Only tonight, when he had been in danger of losing Alicia, had he realised how much he loved her. Over the past couple of months she had become so intrinsic a part of his life that he had not noticed how much she had crept into his heart. Even the revelations of her recent past had not changed his feelings, except to make him even more determined that she would not suffer again. How he would cope with Fisher in the morning, how he would manage to keep his hands from him, he didn’t know. And yet, for Alicia’s sake, he must.

In the inner room the little girl muttered in her sleep and he smiled softly. The three strangely assorted travellers had blended in so completely that it was hard to remember the time when they had not been part of Tresco.

Alicia stirred in his arms.

‘Jack?’

‘I’m here,’ he said softly. He wanted to say more, to tell her the way he felt, but it would be unfair to burden her with his feelings when she had been through so much already tonight. It could wait.

As her breathing grew steadier, he swung her legs up, covered her with the counterpane and slid a pillow gently beneath her head.

He turned the lamp down low and slumped wearily into the chair.

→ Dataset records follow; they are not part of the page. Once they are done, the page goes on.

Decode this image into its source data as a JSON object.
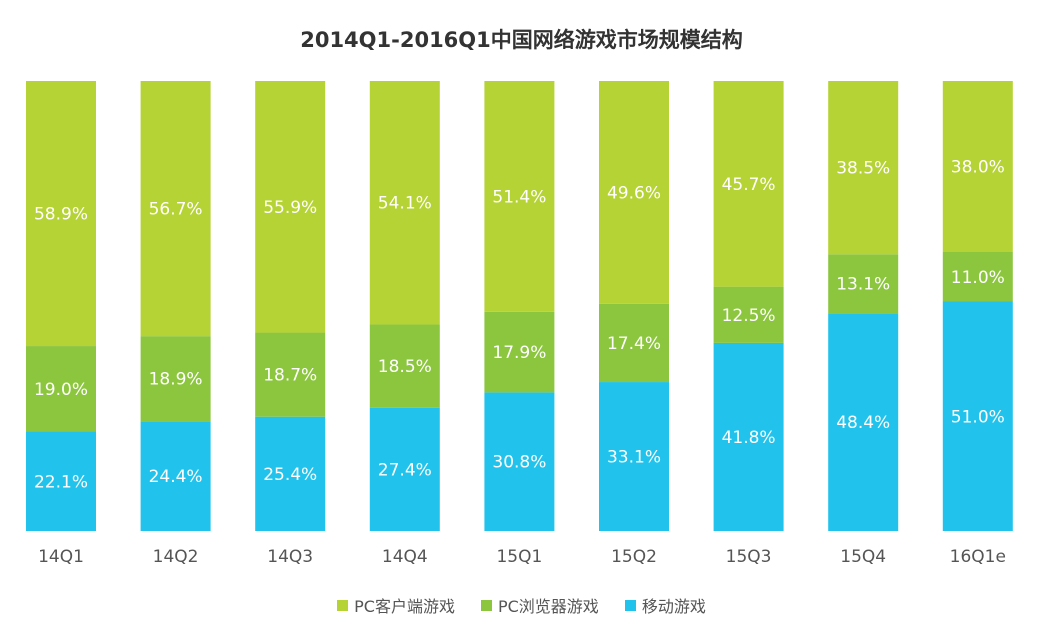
{
  "chart_data": {
    "type": "bar",
    "stacked": true,
    "title": "2014Q1-2016Q1中国网络游戏市场规模结构",
    "categories": [
      "14Q1",
      "14Q2",
      "14Q3",
      "14Q4",
      "15Q1",
      "15Q2",
      "15Q3",
      "15Q4",
      "16Q1e"
    ],
    "series": [
      {
        "name": "移动游戏",
        "color": "#21c3ec",
        "values": [
          22.1,
          24.4,
          25.4,
          27.4,
          30.8,
          33.1,
          41.8,
          48.4,
          51.0
        ],
        "labels": [
          "22.1%",
          "24.4%",
          "25.4%",
          "27.4%",
          "30.8%",
          "33.1%",
          "41.8%",
          "48.4%",
          "51.0%"
        ]
      },
      {
        "name": "PC浏览器游戏",
        "color": "#8cc63f",
        "values": [
          19.0,
          18.9,
          18.7,
          18.5,
          17.9,
          17.4,
          12.5,
          13.1,
          11.0
        ],
        "labels": [
          "19.0%",
          "18.9%",
          "18.7%",
          "18.5%",
          "17.9%",
          "17.4%",
          "12.5%",
          "13.1%",
          "11.0%"
        ]
      },
      {
        "name": "PC客户端游戏",
        "color": "#b5d334",
        "values": [
          58.9,
          56.7,
          55.9,
          54.1,
          51.4,
          49.6,
          45.7,
          38.5,
          38.0
        ],
        "labels": [
          "58.9%",
          "56.7%",
          "55.9%",
          "54.1%",
          "51.4%",
          "49.6%",
          "45.7%",
          "38.5%",
          "38.0%"
        ]
      }
    ],
    "legend": {
      "placement": "bottom",
      "order": [
        "PC客户端游戏",
        "PC浏览器游戏",
        "移动游戏"
      ]
    },
    "ylim": [
      0,
      100
    ],
    "grid": false
  }
}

A Hell of a way to make a proposal! he thought. A Hell of a way!

He left her at dawn, impressing on Chen Kai the need for the three of them to stay out of sight until the last of the guests had gone. After a late, hearty breakfast, he deliberately took those of his guests who cared to come to look over the ranch. Angelina was nowhere to be seen, but Pearl was busy in the kitchen garden.

Inevitably, McCann — Fisher — made a coarse remark, but Cornish, who would have liked to kill him with his bare hands, forced himself to laugh it off. ‘Pearl’s betrothed to Li, one of the men working on the building,’ he said casually. ‘As for me, when I lost the lovely Belle to Emory, I renounced women!’ Lamarr smirked.